Mr. Trump also promised, as part of his immigration policy, to put in place an “extreme vetting” system that screens for Islamic radicalism. He vowed to work with genuine Muslim reformers and concluded with the promise that one of his first acts as president would be “to establish a commission on radical Islam.”
Mr. Trump has had more than six months to make good on these pledges. He hasn’t gotten very far. The administration’s first move—a hastily drafted executive order limiting immigration from seven Muslim-majority countries—backfired when it was repeatedly blocked in court.
Worse, subsequent moves have tended to run counter to Mr. Trump’s campaign pledges. Aside from a new questionnaire for visa applicants, there has been no clarity regarding the promised “extreme vetting” of Muslim immigrants and visitors. The promise to work with and empower authentic Muslim reformers has gone nowhere. The status of the promised commission on radical Islam remains unclear.
Perhaps most discouragingly, the administration’s Middle Eastern strategy seems to involve cozying up to Saudi Arabia—for decades the principal source of funding for Islamic extremism around the world.
Some administration critics have blamed the loss of focus on Lt. Gen. H.R. McMaster, who became White House national security adviser in February. The most charitable formulation of this criticism is that military men who slogged their way through wars in Iraq and Afghanistan have an aversion to the argument that we face an ideological opponent, as opposed to a series of military problems.
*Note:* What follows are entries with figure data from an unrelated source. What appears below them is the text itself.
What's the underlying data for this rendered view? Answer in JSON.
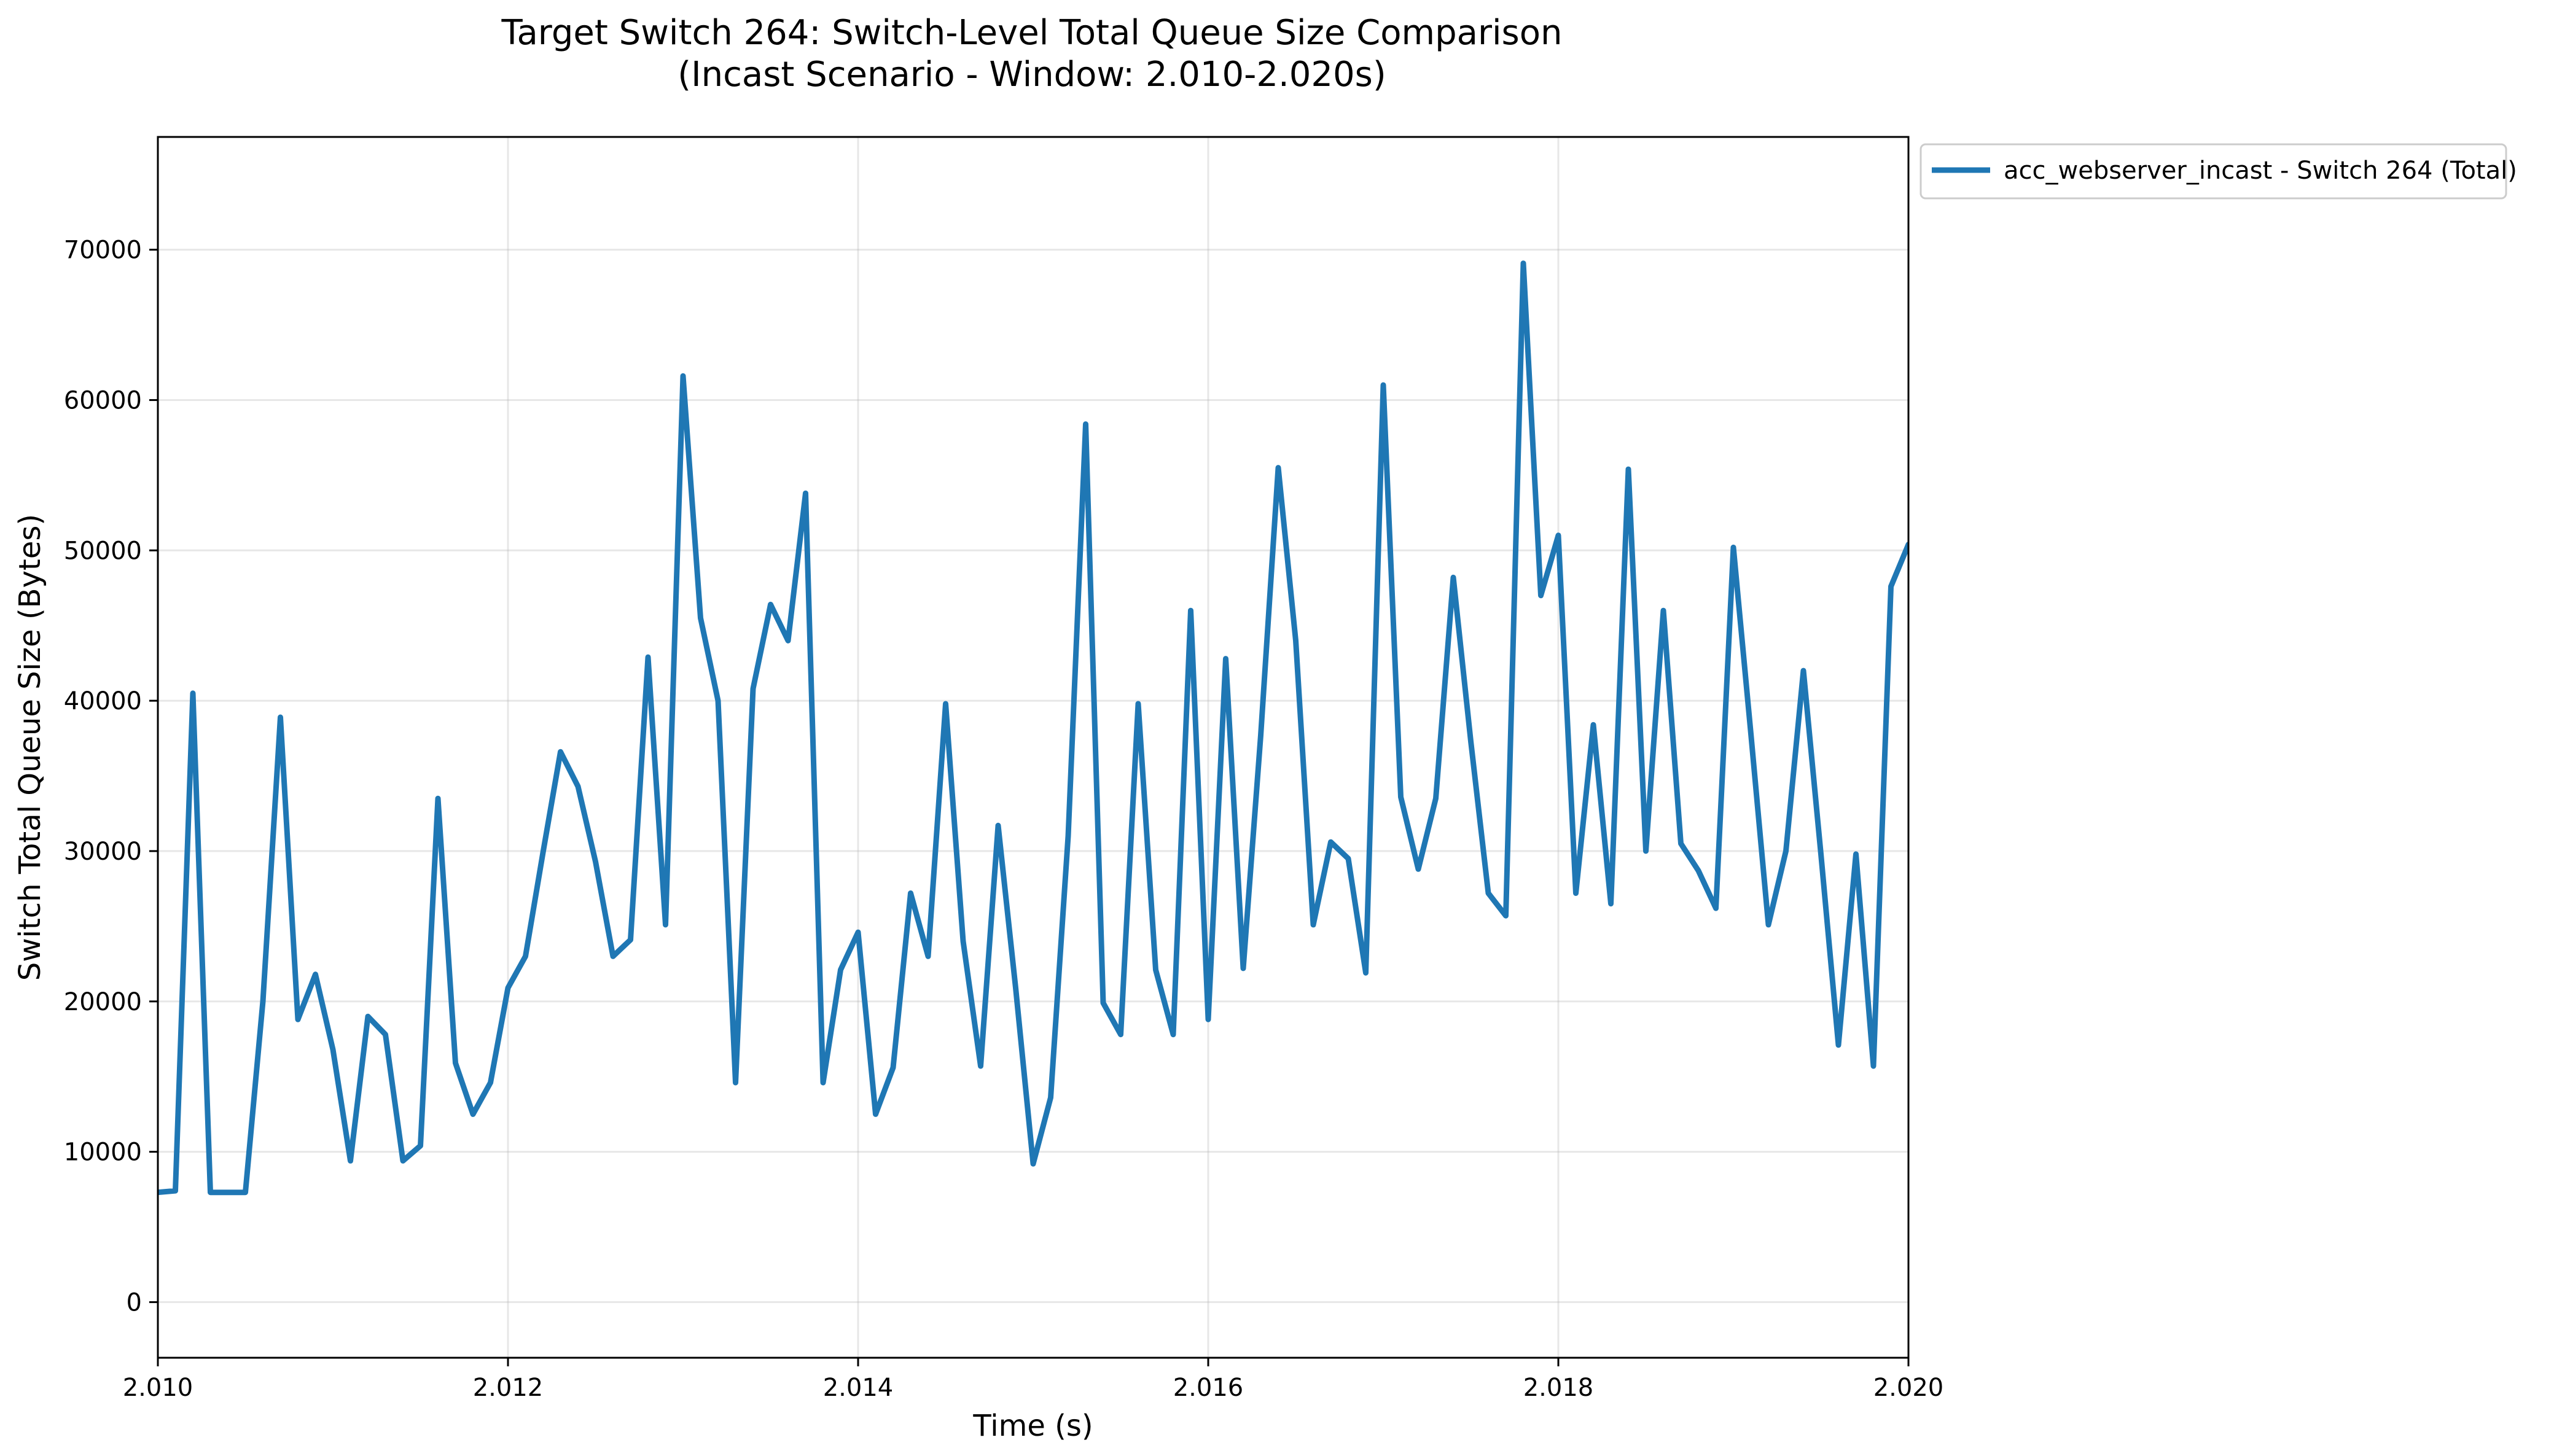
{
  "chart_data": {
    "type": "line",
    "title": "Target Switch 264: Switch-Level Total Queue Size Comparison",
    "subtitle": "(Incast Scenario - Window: 2.010-2.020s)",
    "xlabel": "Time (s)",
    "ylabel": "Switch Total Queue Size (Bytes)",
    "xlim": [
      2.01,
      2.02
    ],
    "ylim": [
      -3700,
      77500
    ],
    "x_ticks": [
      "2.010",
      "2.012",
      "2.014",
      "2.016",
      "2.018",
      "2.020"
    ],
    "y_ticks": [
      "0",
      "10000",
      "20000",
      "30000",
      "40000",
      "50000",
      "60000",
      "70000"
    ],
    "grid": true,
    "legend_position": "outside-top-right",
    "series": [
      {
        "name": "acc_webserver_incast - Switch 264 (Total)",
        "color": "#1f77b4",
        "x": [
          2.01,
          2.0101,
          2.0102,
          2.0103,
          2.0104,
          2.0105,
          2.0106,
          2.0107,
          2.0108,
          2.0109,
          2.011,
          2.0111,
          2.0112,
          2.0113,
          2.0114,
          2.0115,
          2.0116,
          2.0117,
          2.0118,
          2.0119,
          2.012,
          2.0121,
          2.0122,
          2.0123,
          2.0124,
          2.0125,
          2.0126,
          2.0127,
          2.0128,
          2.0129,
          2.013,
          2.0131,
          2.0132,
          2.0133,
          2.0134,
          2.0135,
          2.0136,
          2.0137,
          2.0138,
          2.0139,
          2.014,
          2.0141,
          2.0142,
          2.0143,
          2.0144,
          2.0145,
          2.0146,
          2.0147,
          2.0148,
          2.0149,
          2.015,
          2.0151,
          2.0152,
          2.0153,
          2.0154,
          2.0155,
          2.0156,
          2.0157,
          2.0158,
          2.0159,
          2.016,
          2.0161,
          2.0162,
          2.0163,
          2.0164,
          2.0165,
          2.0166,
          2.0167,
          2.0168,
          2.0169,
          2.017,
          2.0171,
          2.0172,
          2.0173,
          2.0174,
          2.0175,
          2.0176,
          2.0177,
          2.0178,
          2.0179,
          2.018,
          2.0181,
          2.0182,
          2.0183,
          2.0184,
          2.0185,
          2.0186,
          2.0187,
          2.0188,
          2.0189,
          2.019,
          2.0191,
          2.0192,
          2.0193,
          2.0194,
          2.0195,
          2.0196,
          2.0197,
          2.0198,
          2.0199,
          2.02
        ],
        "values": [
          7300,
          7400,
          40500,
          7300,
          7300,
          7300,
          20000,
          38900,
          18800,
          21800,
          16800,
          9400,
          19000,
          17800,
          9400,
          10400,
          33500,
          15900,
          12500,
          14600,
          20900,
          23000,
          29900,
          36600,
          34300,
          29300,
          23000,
          24100,
          42900,
          25100,
          61600,
          45500,
          40000,
          14600,
          40800,
          46400,
          44000,
          53800,
          14600,
          22100,
          24600,
          12500,
          15600,
          27200,
          23000,
          39800,
          24000,
          15700,
          31700,
          20900,
          9200,
          13600,
          31000,
          58400,
          19900,
          17800,
          39800,
          22100,
          17800,
          46000,
          18800,
          42800,
          22200,
          37700,
          55500,
          44000,
          25100,
          30600,
          29500,
          21900,
          61000,
          33600,
          28800,
          33500,
          48200,
          37300,
          27200,
          25700,
          69100,
          47000,
          51000,
          27200,
          38400,
          26500,
          55400,
          30000,
          46000,
          30500,
          28700,
          26200,
          50200,
          37800,
          25100,
          30000,
          42000,
          29800,
          17100,
          29800,
          15700,
          47600,
          50400
        ]
      }
    ]
  }
}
But I put the responsibility on Mr. Trump. With regard to radical Islam, he simply seems to have lost interest.
Is all hope of a revamped policy on radical Islam lost? Not necessarily. Prominent members of Congress—among them Sens. Ron Johnson (R., Wis.) and Chuck Grassley (R., Iowa) and Reps. Ron DeSantis (R., Fla.) and Trent Franks (R., Ariz.)—understand that Islamism must be confronted with ideas as well as arms.
And this need not be a partisan issue. In the early years after 9/11, Sens. Jon Kyl (R., Ariz.), Dianne Feinstein (D., Calif.) and Chuck Schumer (D., N.Y.) worked together to analyze the threat of Islamist ideology. Even President Obama’s former representative to Muslim communities, Farah Pandith, who visited 80 countries between 2009 and 2014, wrote in 2015: “In each place I visited, the Wahhabi influence was an insidious presence . . . Funding all this was Saudi money, which paid for things like the textbooks, mosques, TV stations and the training of Imams.” In 2016, addressing the Council on Foreign Relations, Sen. Chris Murphy (D., Conn.) sounded the alarm over Islamist indoctrination in Pakistan, noting that thousands of schools funded with Saudi money “teach a version of Islam that leads . . . into an . . . anti-Western militancy.”
We have already seen one unexpected outbreak of bipartisanship in Washington this summer, over tightening sanctions on Russia in retaliation for President Vladimir Putin’s many aggressions.
I propose that the next item of cross-party business should be for Congress to convene hearings on the ideological threat of radical Islam. “Who wants America on offense, with a coherent and intelligible strategy?” Newt Gingrich asked in 2015, when he called for such hearings. Then as now, if the executive branch isn’t willing—if the president has forgotten his campaign commitments—lawmakers can and should step up to the plate.
Ms. Hirsi Ali is a research fellow at the Hoover Institution, Stanford, and founder of the AHA Foundation.